By Elijah Joseph C. Tubayan, Reporter
THE DEPARTMENT of Finance (DoF) is seeking to stop what it called “abuses” in the corporate tax system under the Tax Reform for Attracting Better and High-quality Opportunities (TRABAHO) bill.
The DoF said the debates on the second tax reform package have been focused on fiscal incentives and have “unfortunately ignored one vital public concern, which is the possible rampant abuse of these perks as well as the practice of transfer pricing and spread of harmful tax practices.”
The DoF listed the top abuses of tax incentive regimes in the Philippines, which include enterprise zones with regional investment incentives, but are diverting their activities outside the region; transfer pricing schemes to lower payable taxes by transferring activities to a sister firm; and disguising non-qualifying activities into qualifying activities.
Other abuses include domestic firms restructuring as foreign investors to get special tax rates; existing firms transforming into new entities to qualify for new incentives; reporting churning or fictitious investments; schemes to accelerate income or defer deductions at the end of a tax holiday period; overvaluation of assets for depreciation, tax credit, or other purposes; and employment and training credits, where firms employ fictitious employees and roll out fake training programs.
“Some of these abuses we can control or enforce better, but no amount of enforcement will be adequate if our current system is prone to these abuses,” Finance Undersecretary Karl Kendrick T. Chua was quoted in a statement as saying.
He said these abuses are estimated to cost the government some P43 billion in 2015 alone, on top of the P301 billion in tax incentives that were granted by various investment promotion agencies.
The proposed reforms to plug the abuses in the TRABAHO bill include the improvement of general anti-avoidance rules especially on firms’ allocation of income and deductions, gains and loss determination and recognition, and stricter definition and implementation of related measures.
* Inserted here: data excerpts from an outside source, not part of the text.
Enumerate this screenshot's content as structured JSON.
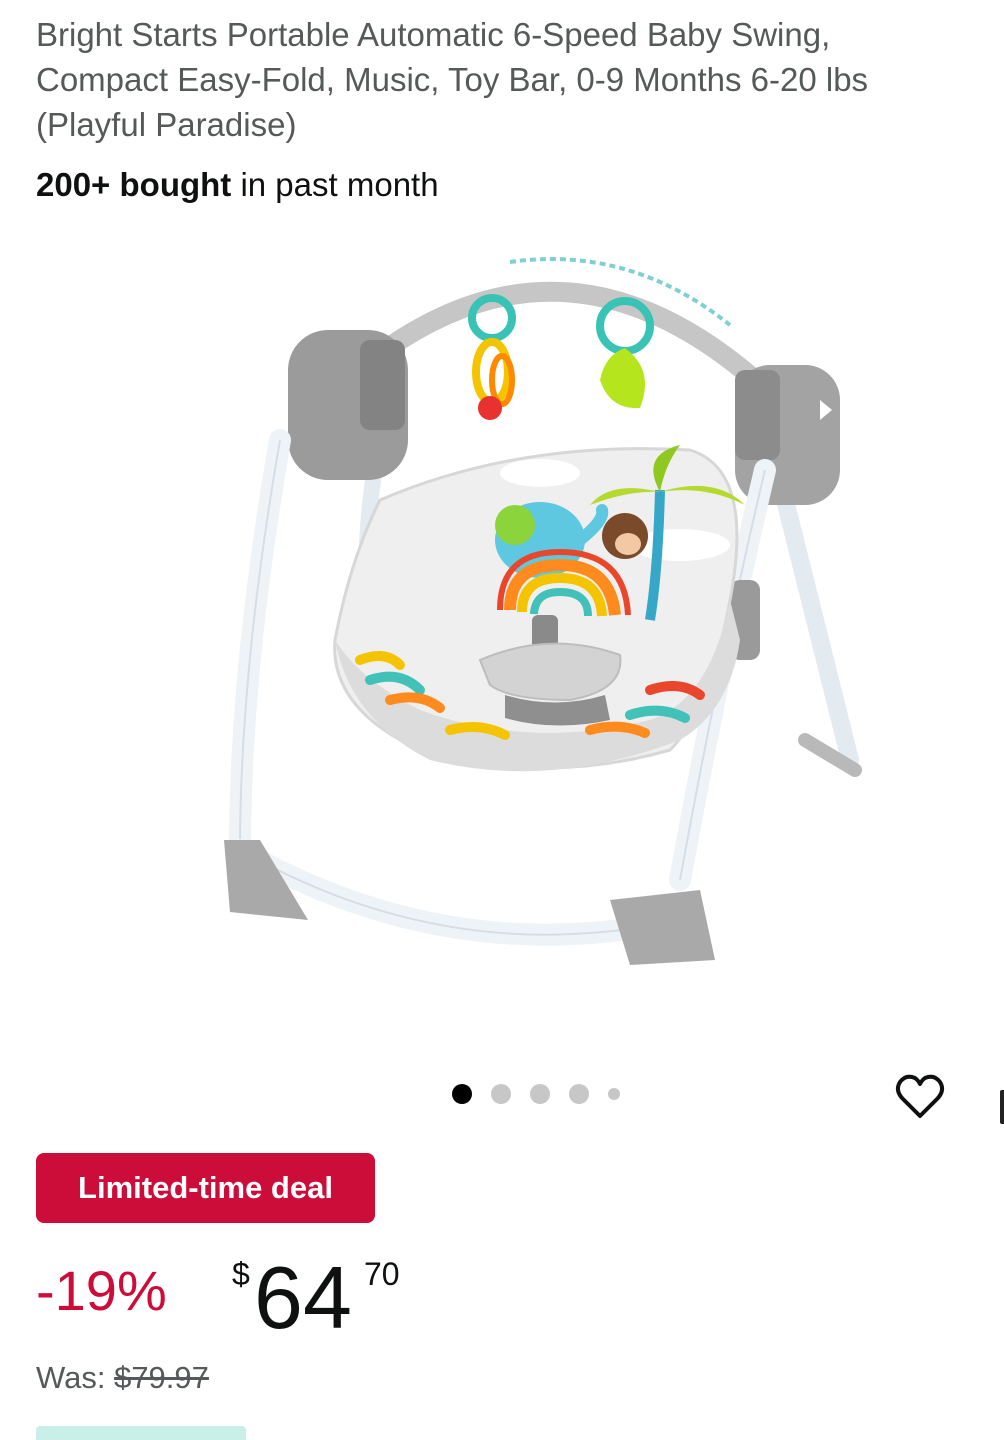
{
  "product": {
    "title": "Bright Starts Portable Automatic 6-Speed Baby Swing, Compact Easy-Fold, Music, Toy Bar, 0-9 Months 6-20 lbs (Playful Paradise)",
    "bought_count": "200+ bought",
    "bought_suffix": " in past month",
    "image_alt": "Baby swing product photo"
  },
  "carousel": {
    "dots_total": 5,
    "active_index": 0
  },
  "actions": {
    "wishlist_icon": "heart-icon"
  },
  "deal": {
    "badge": "Limited-time deal",
    "badge_color": "#cc0c39"
  },
  "pricing": {
    "discount": "-19%",
    "currency_symbol": "$",
    "price_whole": "64",
    "price_fraction": "70",
    "was_label": "Was: ",
    "was_price": "$79.97"
  }
}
This includes tightening the definition of exporters to a firm that exports 90% of its sales, from the current 70%, disallowing the double registration of activities, strict implementation of the new investment-new incentive scheme, expanding the definition of large taxpayer, and defining a medium taxpayer, among others.
The TRABAHO bill mainly seeks to cut the corporate income tax rate gradually from 30% currently to 20% by 2029, while limiting fiscal incentives in a maximum of five years to industries identified in the Strategic Investments Priority Plan (SIPP) that also satisfy performance indicators.
Redundant incentives will be repealed, but the measure would retain and harmonize some perks in a single menu which, among others, include: a three-year income tax holiday, followed by a special income tax rate of 18% starting 2021, to decline to 13% by 2029; allowable deductions on labor, research and development, training, infrastructure development; and some customs duties exemptions — limited to up to five years — before they are subjected to the regular corporate tax scheme. It will also disallow the use of value-added tax and local tax incentives.
The House of Representatives approved the TRABAHO bill, or House BIll No. 8083 on final reading in September, while the Senate has yet to come up with a committee report. The DoF aims to have the measure signed into law before yearend.